65 urodziny Ryszarda Solskiego

Zespół – to jest wartość każdej firmy, agencja jest tak dobra, jak dobrzy są jej ludzie. Ja jestem bardzo zadowolony i wręcz dumny ze swojego 35-osobowego zespołu. Ogromna większość osób, która rozpoczęła pracę w 2008 roku, jest ze mną nadal. Zespół jest bardzo doświadczony – jedna trzecia ma ponad 10-letnie doświadczenie komunikacyjne. Jest kilka osób, z którymi pracowałem jeszcze w Sigmie – z jedną z konsultantek pracuję już 21 lat, z innym konsultantem – 18 lat. Oczywiście są również osoby, które stosunkowo niedawno przybyły do naszej firmy. W ciągu tych niecałych 8 lat, odeszło może 6-7 osób, głównie na stronę klientów albo do administracji państwowej. W tym czasie również raz, może dwa razy, zdarzyło się, że musiałem z kimś się rozstać – albo się nie rozwijał albo widziałem, że nie ma naturalnych predyspozycji do komunikacji. Nigdy jednak pożegnanie z pracownikiem nie było spowodowane gorszymi wynikami czy utratą klienta. A tym, którzy odchodzą z własnej woli, często mówię: „jeśli się nie powiedzie, to nasze drzwi są otwarte”. Zdarzało się, że ktoś wracał. Oczywiście, budowanie lojalności zespołu polega także na zapewnianiu mu odpowiednich warunków. Konsultanci rozwijają się, biorą udział w szkoleniach, wyjeżdżają na staże w oddziałach Burson-Marsteller, są regularnie awansowani. Podwyżki są przyznawane najrzadziej raz na dwa lata, a bywają i po roku. Na premie roczne przeznaczam do 15 proc. zysku przed opodatkowaniem. Inwestujemy także w praktykujących u nas studentów – staże są płatne, a po ukończeniu studiów proponuję absolwentom pracę na etacie. Mamom małych dzieci staram się umożliwiać pracę zdalną, podjęcie dodatkowego urlopu czy pracy na pół etatu. Ponadto, finansujemy prywatną opiekę medyczną i dojazdy do pracy. Uważam, że kluczowym warunkiem budowy agencji jest zbudowanie doświadczonego i lojalnego zespołu.

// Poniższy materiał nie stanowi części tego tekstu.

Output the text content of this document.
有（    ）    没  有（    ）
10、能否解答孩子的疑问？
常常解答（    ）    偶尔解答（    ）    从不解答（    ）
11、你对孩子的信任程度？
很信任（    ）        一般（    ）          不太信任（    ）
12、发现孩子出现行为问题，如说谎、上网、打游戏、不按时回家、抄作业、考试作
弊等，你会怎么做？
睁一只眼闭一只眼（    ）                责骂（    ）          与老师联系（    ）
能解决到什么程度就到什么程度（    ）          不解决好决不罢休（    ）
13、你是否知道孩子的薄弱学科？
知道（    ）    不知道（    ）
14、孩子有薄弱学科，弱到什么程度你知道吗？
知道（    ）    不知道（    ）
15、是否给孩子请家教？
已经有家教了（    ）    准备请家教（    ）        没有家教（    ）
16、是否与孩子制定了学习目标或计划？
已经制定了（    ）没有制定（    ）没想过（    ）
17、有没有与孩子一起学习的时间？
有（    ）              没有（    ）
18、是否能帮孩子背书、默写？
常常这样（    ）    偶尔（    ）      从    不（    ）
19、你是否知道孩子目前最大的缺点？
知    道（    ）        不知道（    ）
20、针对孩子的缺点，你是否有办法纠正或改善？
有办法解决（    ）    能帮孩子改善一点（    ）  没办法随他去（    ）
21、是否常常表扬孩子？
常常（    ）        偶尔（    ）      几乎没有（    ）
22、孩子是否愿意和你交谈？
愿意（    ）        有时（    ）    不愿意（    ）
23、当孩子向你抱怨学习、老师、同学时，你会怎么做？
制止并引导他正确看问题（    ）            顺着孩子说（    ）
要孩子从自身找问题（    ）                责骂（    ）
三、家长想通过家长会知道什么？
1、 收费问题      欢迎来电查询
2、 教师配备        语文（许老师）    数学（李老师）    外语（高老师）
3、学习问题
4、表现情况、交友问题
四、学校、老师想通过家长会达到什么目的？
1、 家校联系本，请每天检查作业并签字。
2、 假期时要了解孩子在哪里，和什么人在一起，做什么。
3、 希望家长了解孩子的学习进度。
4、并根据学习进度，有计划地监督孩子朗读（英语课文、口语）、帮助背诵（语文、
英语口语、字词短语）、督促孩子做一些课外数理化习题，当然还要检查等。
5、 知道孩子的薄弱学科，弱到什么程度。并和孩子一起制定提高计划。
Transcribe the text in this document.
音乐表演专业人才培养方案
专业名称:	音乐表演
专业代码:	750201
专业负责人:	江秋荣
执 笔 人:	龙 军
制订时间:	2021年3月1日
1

Bardzo duże znaczenie przywiązujemy do zasad etyki oraz odpowiedzialności społecznej. Już od kilku lat opiekujemy się Stowarzyszeniem Bardziej Kochani rodziców i dzieci z zespołem Downa. Odpowiadamy za jego działania PR-owe, ale pracujemy również jako wolontariusze. Ostatnio np. pomogliśmy przy aukcji namalowanych przez dzieci obrazów. Sami kupiliśmy kilka, żeby dołożyć naszą cegiełkę. Ponadto, chodzimy z podopiecznymi Stowarzyszenia do muzeum i kina. Tym samym, nie tylko otrzymujemy – budujemy wartość firmy, ale staramy się również coś dać innym od siebie.

Żródło: Instagram/www.instagram.com/solskibm/

PRoto.pl: Czy w najbliższym czasie PR-owcom będzie trudniej? Mam na myśli radzenie sobie z konkurencją oraz ciągle wzrastające wymagania klientów.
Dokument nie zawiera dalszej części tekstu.